I knew that if they really kicked me from the komsomol organization, I could kiss goodbye my whole chess career as well as college or university.

(For those readers who've never heard about the Soviet komsomol, it was a youth organization you would enter at seventh grade. Then you would have to pay the symbolic dues and attend the meetings of your cell. If by some reason a kid was kicked out of komsomol or worse yet refused to enter this organization, he would immediately become a second-class citizen with all the consequences.)

So I used all my skills to convince the members of our cell that if my voice indeed sounded happy, it was absolutely unintentional and maybe had something to do with an unrelated event. Long story short, I just got a reprimand, which was basically a slap on the wrist. 

Today I would remember this story with a smile if I didn't experience a strange deja vu. Again I need to turn on my inner censor on a daily basis. There is no powerful Communist Party anymore and I live in a totally different country. And yet, there is something that has the power to force me to think before I make even a basic statement.

This power is political correctness.

When I wrote this article, I never expected the criticism I would get just for calling a lady "beautiful."

 Mariya Muzychuk. | Photo Liu Yupeng.

I always thought that it was supposed to be a compliment, so I laughingly showed the article and the comments to a person who works in a huge, multinational corporation. He was not amused. He said that if he said to a woman she looks beautiful at his workplace, then he could be severely punished or even fired for such an offense.

Welcome to the warped world of political correctness! It is really sad that many people have to concentrate all their efforts on being politically correct instead of trying to develop their best qualities and really make a difference. 

It is not easy to pass the roadblocks of political correctness, but maybe you can do it if you are creative enough. For example, when I need to deliver something that political correctness would frown upon, I use the phrase "As they would say in the former Soviet Union..."

For example, "In the former Soviet Union they would call it two fools" (see this article to understand what I am referring to).

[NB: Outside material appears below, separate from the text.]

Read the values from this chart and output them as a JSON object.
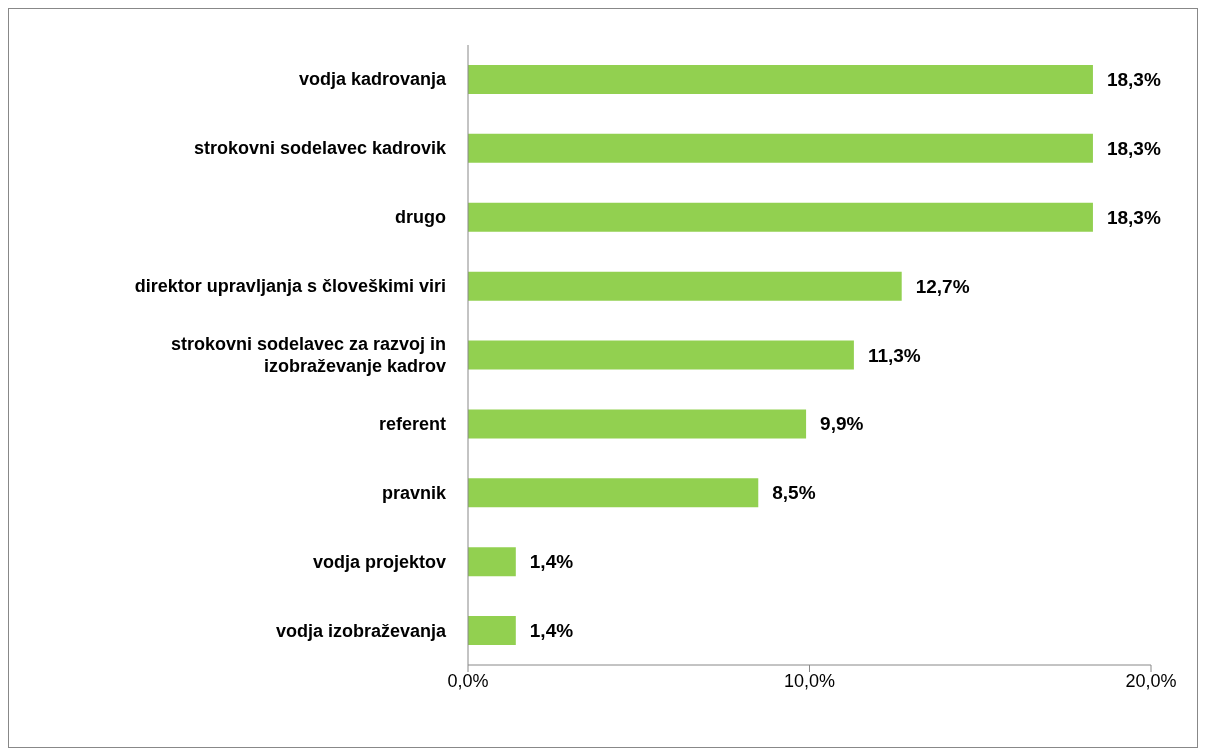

It seems like my students don't mind. Just in 2016, they won the North American, continental and world championships in their age groups (and I am talking only about girls now!).

They don't call it "sexism" when I explain them what I wrote in the above-mentioned article "Women in Chess"; instead they learn how to win their games. Sometimes they even push the maxim "be aggressive!" to the extreme:

When after the game Naomi showed me her move 10. g4, I was like, "Whoa, hold your horses, young lady! You might want to at least finish your development before you attack!"

"Will do," answered Naomi.

Here is her game against the leader, who was 1.5 points ahead of her:

"Yeah, that's much better," I couldn't help but smile. We have been working with Naomi since she was six years old and I know very well that she learns fast! This is her first world title, but I am sure that there is more in store for her!

Yes, the new generation learns fast. I analyzed with a first-grader a game he won. It was a true blunder-fest where the opponents competed every single move to see who could blunder more material.  

I explained to the boy that he won only because his opponent was not a strong player. "You shouldn't call a person 'not a strong player,'" the kid corrected me. "Instead you should say 'a less-experienced player.'"

"Attaboy," I thought, "that's about time you should learn the modern doublespeak!"

You see, the komsomol organization is a thing of the past, which is good, of course. But from the other side, the komsomol secretary taught me a valuable lesson when I was 14, the lesson which probably saved my behind later in life.

Now think about this poor first-grader who has already learned to avoid the phrase "not a strong player" while talking about a guy who blunders every single move. No doubt he will learn how to avoid the word "beautiful" talking about Jessica Alba. 

But who is going to teach the poor kid to control his thoughts? Who will tell him that when he talks the doublespeak, his voice shouldn't sound too happy?